Scope of Process Patents in Farm Animal Production

FNI Report 6/2007. Lysaker, FNI, 2007, 82 p.

This report analyses the scope of protection for patents regarding processes for the production of farm animals. There is a rapidly growing number of process patent applications in the farm animal breeding sector. Patent law is general in form and is seldom adapted to single areas of innovation. It was initially created for the purpose of granting exclusive rights to technical inventions; it was taken for granted that higher animals, food production and pharmaceuticals were too important for mankind to be included under exclusive private rights. When patent law now is increasingly used in the animal sector, the question of how the law will apply to this particular field of innovation is unanswered. Some inventions are still left out of the patentable subject matter by exemptions from patentability. The scope of these exemptions is therefore also of importance for determining to what extent protection on inventions in the protection of farm animals is obtainable.
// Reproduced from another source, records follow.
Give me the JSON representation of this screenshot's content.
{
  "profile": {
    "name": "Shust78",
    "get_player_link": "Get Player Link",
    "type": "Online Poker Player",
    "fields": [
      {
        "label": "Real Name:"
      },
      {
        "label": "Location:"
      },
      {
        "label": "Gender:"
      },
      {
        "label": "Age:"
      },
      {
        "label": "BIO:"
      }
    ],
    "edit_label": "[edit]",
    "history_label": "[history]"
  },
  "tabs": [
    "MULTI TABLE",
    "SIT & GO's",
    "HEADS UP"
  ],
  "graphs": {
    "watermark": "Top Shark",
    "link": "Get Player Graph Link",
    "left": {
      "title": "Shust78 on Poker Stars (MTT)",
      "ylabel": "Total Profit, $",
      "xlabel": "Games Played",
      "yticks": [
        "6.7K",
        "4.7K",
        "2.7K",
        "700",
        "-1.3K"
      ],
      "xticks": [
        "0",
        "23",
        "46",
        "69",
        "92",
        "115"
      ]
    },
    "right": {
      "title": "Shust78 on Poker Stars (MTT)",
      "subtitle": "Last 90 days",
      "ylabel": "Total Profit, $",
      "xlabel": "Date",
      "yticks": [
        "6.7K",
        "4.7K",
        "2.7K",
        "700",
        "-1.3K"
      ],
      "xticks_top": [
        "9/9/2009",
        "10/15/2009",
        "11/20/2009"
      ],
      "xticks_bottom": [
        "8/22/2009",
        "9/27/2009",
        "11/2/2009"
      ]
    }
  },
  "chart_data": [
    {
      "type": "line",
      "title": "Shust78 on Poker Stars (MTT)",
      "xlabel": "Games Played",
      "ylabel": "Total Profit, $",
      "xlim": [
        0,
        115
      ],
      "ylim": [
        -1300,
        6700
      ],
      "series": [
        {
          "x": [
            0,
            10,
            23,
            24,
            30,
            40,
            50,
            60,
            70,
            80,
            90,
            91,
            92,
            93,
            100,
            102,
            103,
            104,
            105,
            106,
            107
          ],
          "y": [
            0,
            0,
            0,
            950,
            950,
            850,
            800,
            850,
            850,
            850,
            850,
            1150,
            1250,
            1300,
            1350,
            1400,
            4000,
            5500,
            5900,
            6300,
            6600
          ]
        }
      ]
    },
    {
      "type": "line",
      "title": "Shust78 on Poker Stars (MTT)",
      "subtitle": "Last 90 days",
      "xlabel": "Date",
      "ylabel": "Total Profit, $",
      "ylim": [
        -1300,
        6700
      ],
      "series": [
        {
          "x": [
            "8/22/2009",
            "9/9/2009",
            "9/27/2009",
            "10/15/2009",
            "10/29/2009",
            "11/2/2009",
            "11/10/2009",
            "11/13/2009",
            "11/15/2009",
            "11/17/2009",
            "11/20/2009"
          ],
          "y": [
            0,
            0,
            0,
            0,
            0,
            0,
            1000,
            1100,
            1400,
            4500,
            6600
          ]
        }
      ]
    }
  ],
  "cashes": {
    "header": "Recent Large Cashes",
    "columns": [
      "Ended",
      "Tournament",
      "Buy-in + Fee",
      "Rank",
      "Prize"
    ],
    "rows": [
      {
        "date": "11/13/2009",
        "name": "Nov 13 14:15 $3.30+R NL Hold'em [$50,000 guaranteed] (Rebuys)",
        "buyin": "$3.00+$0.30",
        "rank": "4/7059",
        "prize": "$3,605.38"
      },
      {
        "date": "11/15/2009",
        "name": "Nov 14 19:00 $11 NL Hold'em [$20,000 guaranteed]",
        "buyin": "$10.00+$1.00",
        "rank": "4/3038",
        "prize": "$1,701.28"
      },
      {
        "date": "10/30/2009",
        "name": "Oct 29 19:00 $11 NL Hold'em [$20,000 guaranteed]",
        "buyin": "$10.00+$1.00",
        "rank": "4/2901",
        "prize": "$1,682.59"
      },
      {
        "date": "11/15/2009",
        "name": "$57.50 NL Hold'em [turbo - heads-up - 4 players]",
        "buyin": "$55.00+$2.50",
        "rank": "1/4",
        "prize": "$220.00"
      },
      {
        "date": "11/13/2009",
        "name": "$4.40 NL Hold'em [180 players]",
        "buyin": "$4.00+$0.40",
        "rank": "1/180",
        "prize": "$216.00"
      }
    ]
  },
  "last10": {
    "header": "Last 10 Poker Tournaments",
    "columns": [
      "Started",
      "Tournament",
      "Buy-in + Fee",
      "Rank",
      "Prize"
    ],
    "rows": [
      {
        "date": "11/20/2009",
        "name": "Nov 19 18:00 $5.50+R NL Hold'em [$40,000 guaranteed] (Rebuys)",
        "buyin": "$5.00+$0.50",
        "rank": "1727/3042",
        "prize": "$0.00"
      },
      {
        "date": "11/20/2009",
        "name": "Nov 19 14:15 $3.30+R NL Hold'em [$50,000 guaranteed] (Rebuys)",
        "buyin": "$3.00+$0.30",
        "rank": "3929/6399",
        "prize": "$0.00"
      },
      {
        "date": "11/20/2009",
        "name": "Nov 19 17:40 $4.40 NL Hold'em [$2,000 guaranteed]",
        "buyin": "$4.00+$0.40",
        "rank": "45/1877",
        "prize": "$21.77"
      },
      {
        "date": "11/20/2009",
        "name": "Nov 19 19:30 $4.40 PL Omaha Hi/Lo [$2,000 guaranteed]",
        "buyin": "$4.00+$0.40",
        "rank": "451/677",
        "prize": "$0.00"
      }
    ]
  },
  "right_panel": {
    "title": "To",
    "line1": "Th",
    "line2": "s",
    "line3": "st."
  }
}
The relevant exemptions from patentability will thus also be analysed in the report. A natural point of departure for this kind of analysis is the TRIPS agreement. It establishes the general level of protection for patents in all its Member States. In Europe the scope of protection for biotechnological inventions has been subject to further legislation through the Biotech Directive (EC/98/44). Together with the TRIPS agreement it establishes the legal basis for the analysis in this report. In light of the relevant provisions of this legislation, a current pending PCT-patent application will be analysed to determine the possible scope of protection it would confer on the patent holder if granted.